Sam: On proving the Tooth Fairy wasn’t real

Around age 10, I fancied myself a detective. Rumors had begun circulating at school that the Tooth Fairy was (gasp) actually your parents. And so began my quest to prove she wasn’t real.

Before placing my tooth under my pillow one night, I wrote a note asking if she could provide a picture of herself. The next day, on a perfect cutout of a tooth (dad took his Tooth Fairy duties very seriously), I received a note saying she, unfortunately, did not have a photo.

Dejected but not deterred, I wrote a note with my next tooth saying her passport photo would do. Surely she had one with the amount of travel required by her job. Her Dad’s response? You can’t take a photo of a fairy.
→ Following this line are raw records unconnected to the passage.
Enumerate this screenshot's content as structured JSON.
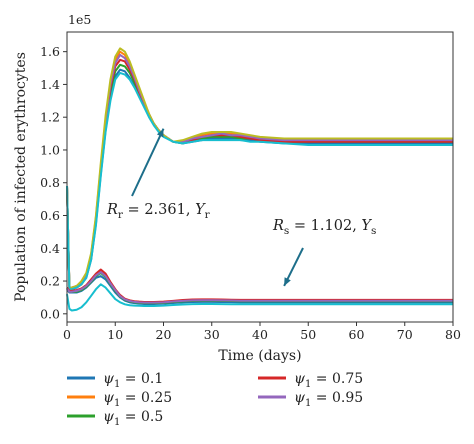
{
  "chart_data": {
    "type": "line",
    "xlabel": "Time (days)",
    "ylabel": "Population of infected erythrocytes",
    "y_multiplier": "1e5",
    "xlim": [
      0,
      80
    ],
    "ylim": [
      -0.05,
      1.72
    ],
    "x_ticks": [
      "0",
      "10",
      "20",
      "30",
      "40",
      "50",
      "60",
      "70",
      "80"
    ],
    "y_ticks": [
      "0.0",
      "0.2",
      "0.4",
      "0.6",
      "0.8",
      "1.0",
      "1.2",
      "1.4",
      "1.6"
    ],
    "grid": false,
    "legend_position": "bottom",
    "annotations": [
      {
        "id": "rr",
        "text_main": "R",
        "text_sub": "r",
        "text_rest": " = 2.361, ",
        "text_var": "Y",
        "text_var_sub": "r",
        "arrow_to_x": 20.0,
        "arrow_to_y": 1.13
      },
      {
        "id": "rs",
        "text_main": "R",
        "text_sub": "s",
        "text_rest": " = 1.102, ",
        "text_var": "Y",
        "text_var_sub": "s",
        "arrow_to_x": 45.0,
        "arrow_to_y": 0.17
      }
    ],
    "group_r": {
      "x": [
        0,
        0.5,
        1,
        2,
        3,
        4,
        5,
        6,
        7,
        8,
        9,
        10,
        11,
        12,
        13,
        14,
        15,
        16,
        17,
        18,
        19,
        20,
        22,
        24,
        26,
        28,
        30,
        32,
        34,
        36,
        38,
        40,
        45,
        50,
        55,
        60,
        65,
        70,
        75,
        80
      ],
      "series": [
        {
          "name": "ψ1 = 0.1",
          "color": "#1f77b4",
          "values": [
            0.78,
            0.15,
            0.15,
            0.16,
            0.18,
            0.22,
            0.33,
            0.55,
            0.85,
            1.12,
            1.32,
            1.45,
            1.49,
            1.48,
            1.44,
            1.39,
            1.33,
            1.27,
            1.21,
            1.16,
            1.12,
            1.09,
            1.05,
            1.04,
            1.05,
            1.06,
            1.07,
            1.07,
            1.07,
            1.06,
            1.06,
            1.05,
            1.04,
            1.04,
            1.04,
            1.04,
            1.04,
            1.04,
            1.04,
            1.04
          ]
        },
        {
          "name": "ψ1 = 0.25",
          "color": "#ff7f0e",
          "values": [
            0.78,
            0.16,
            0.16,
            0.17,
            0.19,
            0.24,
            0.36,
            0.59,
            0.9,
            1.19,
            1.41,
            1.55,
            1.6,
            1.58,
            1.52,
            1.45,
            1.37,
            1.29,
            1.22,
            1.16,
            1.12,
            1.09,
            1.05,
            1.05,
            1.07,
            1.09,
            1.1,
            1.1,
            1.1,
            1.09,
            1.08,
            1.07,
            1.06,
            1.06,
            1.06,
            1.06,
            1.06,
            1.06,
            1.06,
            1.06
          ]
        },
        {
          "name": "ψ1 = 0.5",
          "color": "#2ca02c",
          "values": [
            0.78,
            0.15,
            0.15,
            0.16,
            0.18,
            0.23,
            0.34,
            0.56,
            0.87,
            1.15,
            1.36,
            1.48,
            1.52,
            1.51,
            1.47,
            1.41,
            1.34,
            1.27,
            1.21,
            1.16,
            1.12,
            1.09,
            1.05,
            1.04,
            1.06,
            1.07,
            1.08,
            1.08,
            1.08,
            1.07,
            1.07,
            1.06,
            1.05,
            1.05,
            1.05,
            1.05,
            1.05,
            1.05,
            1.05,
            1.05
          ]
        },
        {
          "name": "ψ1 = 0.75",
          "color": "#d62728",
          "values": [
            0.78,
            0.15,
            0.15,
            0.16,
            0.18,
            0.23,
            0.35,
            0.57,
            0.88,
            1.16,
            1.38,
            1.51,
            1.55,
            1.54,
            1.49,
            1.43,
            1.35,
            1.28,
            1.21,
            1.16,
            1.12,
            1.09,
            1.05,
            1.05,
            1.06,
            1.08,
            1.09,
            1.09,
            1.09,
            1.08,
            1.07,
            1.06,
            1.05,
            1.05,
            1.05,
            1.05,
            1.05,
            1.05,
            1.05,
            1.05
          ]
        },
        {
          "name": "ψ1 = 0.95",
          "color": "#9467bd",
          "values": [
            0.78,
            0.16,
            0.16,
            0.17,
            0.19,
            0.24,
            0.36,
            0.58,
            0.89,
            1.18,
            1.4,
            1.53,
            1.58,
            1.56,
            1.51,
            1.44,
            1.36,
            1.29,
            1.22,
            1.16,
            1.12,
            1.09,
            1.05,
            1.05,
            1.07,
            1.08,
            1.09,
            1.1,
            1.09,
            1.09,
            1.08,
            1.07,
            1.06,
            1.06,
            1.06,
            1.06,
            1.06,
            1.06,
            1.06,
            1.06
          ]
        },
        {
          "name": "",
          "color": "#bcbd22",
          "values": [
            0.78,
            0.16,
            0.16,
            0.17,
            0.2,
            0.25,
            0.37,
            0.6,
            0.92,
            1.21,
            1.43,
            1.57,
            1.62,
            1.6,
            1.54,
            1.46,
            1.38,
            1.3,
            1.22,
            1.16,
            1.12,
            1.09,
            1.05,
            1.06,
            1.08,
            1.1,
            1.11,
            1.11,
            1.11,
            1.1,
            1.09,
            1.08,
            1.07,
            1.07,
            1.07,
            1.07,
            1.07,
            1.07,
            1.07,
            1.07
          ]
        },
        {
          "name": "",
          "color": "#17becf",
          "values": [
            0.78,
            0.15,
            0.15,
            0.16,
            0.18,
            0.22,
            0.33,
            0.54,
            0.84,
            1.11,
            1.3,
            1.43,
            1.47,
            1.46,
            1.43,
            1.38,
            1.32,
            1.26,
            1.2,
            1.15,
            1.11,
            1.08,
            1.05,
            1.04,
            1.05,
            1.06,
            1.06,
            1.06,
            1.06,
            1.06,
            1.05,
            1.05,
            1.04,
            1.03,
            1.03,
            1.03,
            1.03,
            1.03,
            1.03,
            1.03
          ]
        }
      ]
    },
    "group_s": {
      "x": [
        0,
        0.5,
        1,
        2,
        3,
        4,
        5,
        6,
        7,
        8,
        9,
        10,
        11,
        12,
        13,
        14,
        15,
        16,
        18,
        20,
        22,
        24,
        26,
        28,
        30,
        32,
        34,
        36,
        38,
        40,
        45,
        50,
        55,
        60,
        65,
        70,
        75,
        80
      ],
      "series": [
        {
          "name": "ψ1 = 0.1",
          "color": "#1f77b4",
          "values": [
            0.15,
            0.13,
            0.13,
            0.13,
            0.14,
            0.16,
            0.19,
            0.22,
            0.23,
            0.21,
            0.17,
            0.13,
            0.1,
            0.08,
            0.07,
            0.065,
            0.062,
            0.06,
            0.06,
            0.062,
            0.066,
            0.07,
            0.072,
            0.073,
            0.073,
            0.072,
            0.071,
            0.07,
            0.07,
            0.07,
            0.07,
            0.07,
            0.07,
            0.07,
            0.07,
            0.07,
            0.07,
            0.07
          ]
        },
        {
          "name": "ψ1 = 0.25",
          "color": "#ff7f0e",
          "values": [
            0.16,
            0.14,
            0.14,
            0.14,
            0.15,
            0.17,
            0.2,
            0.24,
            0.265,
            0.24,
            0.19,
            0.15,
            0.11,
            0.09,
            0.08,
            0.075,
            0.072,
            0.07,
            0.07,
            0.072,
            0.077,
            0.082,
            0.085,
            0.086,
            0.086,
            0.085,
            0.084,
            0.083,
            0.083,
            0.083,
            0.083,
            0.083,
            0.083,
            0.083,
            0.083,
            0.083,
            0.083,
            0.083
          ]
        },
        {
          "name": "ψ1 = 0.5",
          "color": "#2ca02c",
          "values": [
            0.155,
            0.135,
            0.135,
            0.135,
            0.145,
            0.165,
            0.195,
            0.23,
            0.25,
            0.225,
            0.18,
            0.14,
            0.105,
            0.085,
            0.075,
            0.07,
            0.067,
            0.065,
            0.065,
            0.067,
            0.072,
            0.076,
            0.079,
            0.08,
            0.08,
            0.079,
            0.078,
            0.077,
            0.077,
            0.077,
            0.077,
            0.077,
            0.077,
            0.077,
            0.077,
            0.077,
            0.077,
            0.077
          ]
        },
        {
          "name": "ψ1 = 0.75",
          "color": "#d62728",
          "values": [
            0.16,
            0.14,
            0.14,
            0.145,
            0.155,
            0.175,
            0.21,
            0.245,
            0.27,
            0.245,
            0.195,
            0.15,
            0.115,
            0.092,
            0.082,
            0.077,
            0.074,
            0.072,
            0.072,
            0.074,
            0.079,
            0.084,
            0.087,
            0.088,
            0.088,
            0.087,
            0.086,
            0.085,
            0.085,
            0.085,
            0.085,
            0.085,
            0.085,
            0.085,
            0.085,
            0.085,
            0.085,
            0.085
          ]
        },
        {
          "name": "ψ1 = 0.95",
          "color": "#9467bd",
          "values": [
            0.155,
            0.135,
            0.135,
            0.14,
            0.15,
            0.17,
            0.2,
            0.235,
            0.255,
            0.23,
            0.185,
            0.145,
            0.108,
            0.088,
            0.078,
            0.073,
            0.07,
            0.068,
            0.068,
            0.07,
            0.075,
            0.079,
            0.082,
            0.083,
            0.083,
            0.082,
            0.081,
            0.08,
            0.08,
            0.08,
            0.08,
            0.08,
            0.08,
            0.08,
            0.08,
            0.08,
            0.08,
            0.08
          ]
        },
        {
          "name": "",
          "color": "#17becf",
          "values": [
            0.12,
            0.03,
            0.02,
            0.025,
            0.04,
            0.07,
            0.11,
            0.15,
            0.18,
            0.16,
            0.125,
            0.09,
            0.07,
            0.058,
            0.052,
            0.05,
            0.049,
            0.048,
            0.048,
            0.05,
            0.054,
            0.057,
            0.059,
            0.06,
            0.06,
            0.059,
            0.058,
            0.058,
            0.058,
            0.058,
            0.058,
            0.058,
            0.058,
            0.058,
            0.058,
            0.058,
            0.058,
            0.058
          ]
        }
      ]
    },
    "legend": [
      {
        "label_main": "ψ",
        "label_sub": "1",
        "label_rest": " = 0.1",
        "color": "#1f77b4"
      },
      {
        "label_main": "ψ",
        "label_sub": "1",
        "label_rest": " = 0.25",
        "color": "#ff7f0e"
      },
      {
        "label_main": "ψ",
        "label_sub": "1",
        "label_rest": " = 0.5",
        "color": "#2ca02c"
      },
      {
        "label_main": "ψ",
        "label_sub": "1",
        "label_rest": " = 0.75",
        "color": "#d62728"
      },
      {
        "label_main": "ψ",
        "label_sub": "1",
        "label_rest": " = 0.95",
        "color": "#9467bd"
      }
    ]
  }
}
Not to be outsmarted, I concocted a plan. The next time I lost a tooth, I would make sure no one in my family knew. The stars aligned and my next tooth fell out at school on the exact same day Joelle lost one, meaning the attention would be on her. Even better, I lost a molar (not particularly noticeable), and it was a Monday which meant I’d go straight from school to Extended Day to my 2.5 hour dance class. By the time I got home, I’d be able to go to bed without much conversation with my parents, meaning the likelihood of them noticing was slim.

Excited for my scheme to unfold, I even scripted an entire speech for the next morning. I’d ask Joelle what she got from the Tooth Fairy in front of my parents and respond with “that’s funny, because she missed the memo that I lost a tooth!” Brilliant, right? I couldn’t wait to see them panic. They couldn’t even claim that the Tooth Fairy forgot to visit our house/was on vacation, because she had been down the hall in Joelle’s room!

The next morning, lo and behold, I found a note in the shape of a tooth along with her signature silver dollar. The note read that she would stop visiting me if I didn’t have faith in her existence. To say I was mindblown would be an understatement. Immediately, I checked the caller ID. My teacher must have spilled the beans. But nope, nada.

I later found out that my friend Layton had told her parents about my plan at dinner. In an effort to look out for my parents, Mrs. Osgood called my dad to warn him of the trap I was setting. He even knew to delete the call entry from the caller ID!

In case you were wondering, I did later feel daddy’s hand under my pillow one night, ending his reign as Tooth Fairy.